Sophie Letourneur

« Accoucher, c’est quand même très étrange. »

Dans Énorme, Sophie Letourneur déconstruit les mythes de la grossesse idéale et de l’instinct maternel avec un mélange étonnant d’humour et d’effroi. Critique du film, et rencontre avec sa réalisatrice.

Interview : Caroline Veunac

Temps de lecture 5 min.

Sophie Letourneur

Interview

Claire et Frédéric forment un couple opérationnel : pianiste de renom, elle enchaîne les récitals ; assistant-manager, il gère la vie matérielle. Pas de place pour un enfant. Jusqu’au jour où Frédéric, rattrapé par le désir de pouponner, fait à Claire un bébé dans le dos. Sur la grossesse, au cinéma, on oscille généralement entre la comédie, plus ou moins gentillette, pour ne pas dire moralisatrice, sur la grande aventure gestationnelle ; et le film de terreur, poussant parfois jusqu’au gore le refoulé d’une expérience qui consiste à sentir un Autre vous pousser dans le ventre. En inversant les stéréotypes de genre, qui veulent que l’instinct maternel soit typiquement féminin, Énorme croise hardiment ces deux imaginaires.

Dans le cinquième film gonflé de Sophie Letourneur, on s’amuse des cocasseries prénatales habituelles (d’une excellente vanne d’échographie à un cours de préparation à l’accouchement lunaire), mais sous un angle inédit : celui d’une grossesse qui remplit d’exaltation le père (Jonathan Cohen, tout en rondeur nerveuse), tandis que le ventre de la mère (Marina Foïs, géniale de détachement éberlué) grossit dans des proportions aussi extrêmes que son indifférence à l’égard de sa future progéniture. Sur une ligne de crête entre En Cloque, mode d’emploi et Rosemary’s Baby ou Baby Blood (mémorable film d’horreur français sorti en 1990), Énorme s’aventure dans des territoires où l’humour grince, déstabilise les corps et les codes, mélange les genres, pour accoucher d’une fiction à la fois presque documentaire (dans la forme) et complément farfelue (dans le ton), teintée d’un surréalisme potache qui rappelle aux entournures Spike Jonze ou les frères Farrelly.

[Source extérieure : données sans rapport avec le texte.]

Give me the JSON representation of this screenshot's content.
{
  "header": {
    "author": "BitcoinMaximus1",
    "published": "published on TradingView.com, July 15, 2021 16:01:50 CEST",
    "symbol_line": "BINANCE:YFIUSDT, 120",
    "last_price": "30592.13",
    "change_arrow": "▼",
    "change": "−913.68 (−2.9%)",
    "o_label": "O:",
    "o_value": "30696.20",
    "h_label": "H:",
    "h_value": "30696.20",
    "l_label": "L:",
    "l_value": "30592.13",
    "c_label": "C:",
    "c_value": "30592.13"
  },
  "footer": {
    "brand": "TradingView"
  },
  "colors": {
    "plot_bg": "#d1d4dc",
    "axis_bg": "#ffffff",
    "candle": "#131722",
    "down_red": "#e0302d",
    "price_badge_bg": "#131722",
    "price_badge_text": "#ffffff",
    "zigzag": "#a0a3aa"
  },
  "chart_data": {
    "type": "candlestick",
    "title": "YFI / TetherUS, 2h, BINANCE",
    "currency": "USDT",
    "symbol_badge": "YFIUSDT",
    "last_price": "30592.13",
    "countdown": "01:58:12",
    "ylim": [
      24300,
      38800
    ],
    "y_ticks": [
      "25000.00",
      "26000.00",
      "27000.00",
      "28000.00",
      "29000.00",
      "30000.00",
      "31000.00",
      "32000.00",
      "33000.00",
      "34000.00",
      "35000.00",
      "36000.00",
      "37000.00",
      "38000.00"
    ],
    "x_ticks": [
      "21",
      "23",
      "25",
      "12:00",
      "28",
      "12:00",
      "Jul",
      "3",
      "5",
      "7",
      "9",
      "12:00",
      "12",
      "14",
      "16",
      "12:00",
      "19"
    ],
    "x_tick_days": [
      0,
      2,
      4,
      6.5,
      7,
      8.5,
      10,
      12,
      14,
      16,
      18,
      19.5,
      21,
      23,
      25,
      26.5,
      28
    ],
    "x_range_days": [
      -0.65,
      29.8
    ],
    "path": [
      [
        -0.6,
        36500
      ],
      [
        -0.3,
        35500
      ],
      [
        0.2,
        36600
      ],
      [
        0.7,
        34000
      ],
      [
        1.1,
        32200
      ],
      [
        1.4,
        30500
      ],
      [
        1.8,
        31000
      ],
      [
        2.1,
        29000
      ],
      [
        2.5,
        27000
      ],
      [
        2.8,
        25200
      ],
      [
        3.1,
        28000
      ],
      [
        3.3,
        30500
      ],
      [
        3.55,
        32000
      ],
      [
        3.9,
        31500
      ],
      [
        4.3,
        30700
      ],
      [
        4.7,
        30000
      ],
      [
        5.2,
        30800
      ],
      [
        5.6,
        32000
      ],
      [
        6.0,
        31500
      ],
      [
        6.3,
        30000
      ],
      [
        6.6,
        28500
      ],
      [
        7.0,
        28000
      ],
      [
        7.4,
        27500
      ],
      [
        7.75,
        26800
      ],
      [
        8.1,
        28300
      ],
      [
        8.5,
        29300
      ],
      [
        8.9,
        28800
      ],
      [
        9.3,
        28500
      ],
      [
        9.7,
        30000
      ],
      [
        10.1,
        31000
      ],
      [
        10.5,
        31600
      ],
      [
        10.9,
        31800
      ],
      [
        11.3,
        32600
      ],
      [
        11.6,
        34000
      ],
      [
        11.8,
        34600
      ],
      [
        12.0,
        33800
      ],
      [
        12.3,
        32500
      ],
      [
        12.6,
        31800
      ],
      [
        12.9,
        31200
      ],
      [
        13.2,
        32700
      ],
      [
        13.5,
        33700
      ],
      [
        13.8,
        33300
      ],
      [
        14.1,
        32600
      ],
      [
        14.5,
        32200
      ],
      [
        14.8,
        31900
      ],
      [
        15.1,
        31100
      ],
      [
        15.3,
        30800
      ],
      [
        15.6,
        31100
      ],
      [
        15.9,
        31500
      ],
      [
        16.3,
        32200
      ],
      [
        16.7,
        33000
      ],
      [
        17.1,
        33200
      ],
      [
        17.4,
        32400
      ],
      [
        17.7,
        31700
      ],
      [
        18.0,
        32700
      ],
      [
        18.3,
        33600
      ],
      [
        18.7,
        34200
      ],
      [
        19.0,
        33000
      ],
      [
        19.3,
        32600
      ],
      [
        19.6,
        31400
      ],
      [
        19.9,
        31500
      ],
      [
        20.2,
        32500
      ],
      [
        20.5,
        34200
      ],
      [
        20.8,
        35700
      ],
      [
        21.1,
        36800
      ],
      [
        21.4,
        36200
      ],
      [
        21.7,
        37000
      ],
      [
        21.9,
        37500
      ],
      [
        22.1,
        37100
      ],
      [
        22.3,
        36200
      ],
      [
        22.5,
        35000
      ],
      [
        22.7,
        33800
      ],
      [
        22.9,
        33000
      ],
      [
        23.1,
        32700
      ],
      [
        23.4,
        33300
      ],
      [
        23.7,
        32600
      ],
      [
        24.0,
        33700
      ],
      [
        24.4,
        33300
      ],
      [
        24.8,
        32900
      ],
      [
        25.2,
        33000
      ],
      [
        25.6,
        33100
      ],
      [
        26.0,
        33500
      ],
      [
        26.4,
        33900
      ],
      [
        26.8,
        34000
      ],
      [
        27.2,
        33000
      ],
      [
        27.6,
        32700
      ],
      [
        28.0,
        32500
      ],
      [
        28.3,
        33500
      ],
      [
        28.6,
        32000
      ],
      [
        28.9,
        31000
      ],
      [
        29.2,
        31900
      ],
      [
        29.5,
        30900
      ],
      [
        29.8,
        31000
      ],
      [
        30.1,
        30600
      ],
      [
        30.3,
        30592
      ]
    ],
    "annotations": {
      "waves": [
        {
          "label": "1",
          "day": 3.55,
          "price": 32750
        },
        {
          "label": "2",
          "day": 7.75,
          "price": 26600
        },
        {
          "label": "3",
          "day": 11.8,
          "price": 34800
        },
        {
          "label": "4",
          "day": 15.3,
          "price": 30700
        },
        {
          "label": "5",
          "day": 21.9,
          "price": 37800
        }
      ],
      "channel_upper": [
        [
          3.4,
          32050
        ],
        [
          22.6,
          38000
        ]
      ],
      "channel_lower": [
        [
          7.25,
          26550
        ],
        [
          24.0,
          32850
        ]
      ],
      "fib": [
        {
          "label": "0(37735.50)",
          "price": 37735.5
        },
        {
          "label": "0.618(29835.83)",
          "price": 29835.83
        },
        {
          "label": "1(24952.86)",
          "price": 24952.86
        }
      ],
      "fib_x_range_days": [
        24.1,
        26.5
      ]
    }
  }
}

Tout ici est drôle, mais pourrait être tragique, voire carrément malaisant, et Sophie Letourneur ne cherche pas à résoudre les ambiguïtés de sa proposition. Au contraire, elle entretient le doute : l’arrangement conjugal de Claire et Frédéric est-il libérateur ou infantilisant pour elle ? Où s’arrête la substitution de pilule contraceptive, et où commence l’abus sexuel ? L’absence de Claire à sa propre grossesse est-elle une forme d’impuissance ou le signe suprême de son émancipation ?

Aucune question qui gêne n’est éludée dans ce conte étrange et drolatique, dont les enjeux culminent dans la scène d’accouchement. Ici, pas de parturiente qui hurle à la mort et insulte son mari avant de pondre en V2, mais une attente interminable, filmée à hauteur de la femme qui accouche, comme si on avait retourné le caméscope du papa. Où l’on ressent ce que ça fait de devenir un simple véhicule, de se voir dépossédée de son corps pour la bonne cause de la poursuite de l’espèce… On n’avait jamais vu l’accouchement filmé sous cet angle.